Strategi Kontraterorisme AS Runtuh

Penulis: MI/AP/Hym/I-3 Pada: Rabu, 25 Mar 2015, 00:00 WIB DPR
Strategi Kontraterorisme AS Runtuh

BBC

KAMPANYE militer yang diusung Presiden Amerika Serikat (AS) Barack Obama terhadap kelompok ekstremis Islamic State (IS) di Irak dan Suriah menuai pujian. Sebaliknya, strategi kontraterorisme 'Negeri Paman Sam' di wilayah Yaman dinilai menemui kegagalan. Yaman justru terjerembap dalam kubangan kekacauan. Kelompok bersenjata Syiah, Houthi, kian mencengkeram kekuasaan mereka. Bahkan ibu kota Yaman, Sana'a, di bawah kendali kelompok yang mendapat dukungan dari pemerintah Iran tersebut. Selama bertahun-tahun, pemerintah Sana'a telah menjadi sekutu dekat Washington di kawasan Jazirah Arab. Namun, operasi terhadap kelompok militan yang didukung AS tak lagi menunjukkan tajinya setelah 'jatuhnya' pemerintahan Abed Rabbo Mansour Hadi yang diserang pemberontak Houthi.

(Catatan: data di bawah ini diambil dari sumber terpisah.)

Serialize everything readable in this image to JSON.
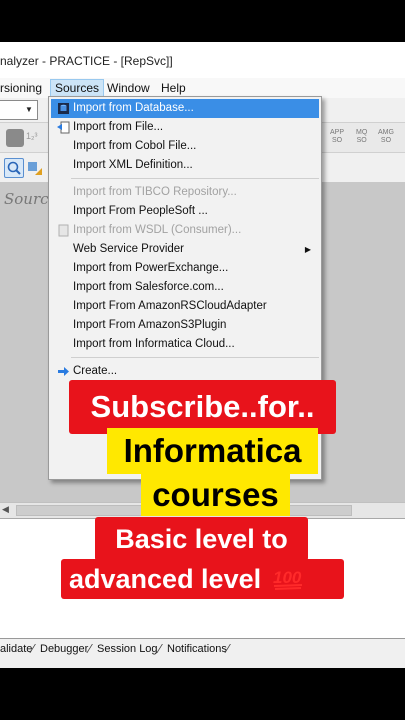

Sana'a dikuasai kelompok Houthi. Bahkan Presiden Abed Rabbo Mansour Hadi pernah dijadikan tahanan rumah oleh kelompok militan Syiah tersebut di Istana Presiden. Di tengah situasi yang dipenuhi kekerasan, AS memilih mengevakuasi staf kedutaan besarnya dari Yaman. Situasi yang runyam itu akan menjadi 'ladang subur' tumbuhnya kelompok-kelompok militan radikal. "Selama tekanan yang mengikat kelompok yang berafiliasi dengan Al-Qaeda di Yaman melonggar, (kondisi) itu menjadikan negara tersebut tempat yang aman untuk pengembangan cabang Islamic State (IS)," ungkap sejumlah sumber pejabat.

Situasi yang dipenuhi kekerasan bersenjata itu menjadi sinyal kemunduran dari kampanye antiteror yang dikumandangkan Obama. Padahal, enam bulan lalu, strategi kontraterorisme AS itu disebut sebagai model bagus dalam upaya memerangi milisi IS. Barbara Bodine, mantan Duta Besar AS untuk Yaman, mengatakan para pakar regional yang paling optimistis sekalipun tidak lagi memandang strategi Obama di Yaman sebagai model yang sukses. "Sedang didefinisikan lagi apa yang harus kami lakukan untuk mengembangkan kekuatan lokal dan menggunakan drone serta melawan ancaman keamanan dengan segera dan nyata," kata Bodine yang juga menjabat kepala Institute for the Study of Diplomacy pada Georgetown Universiy.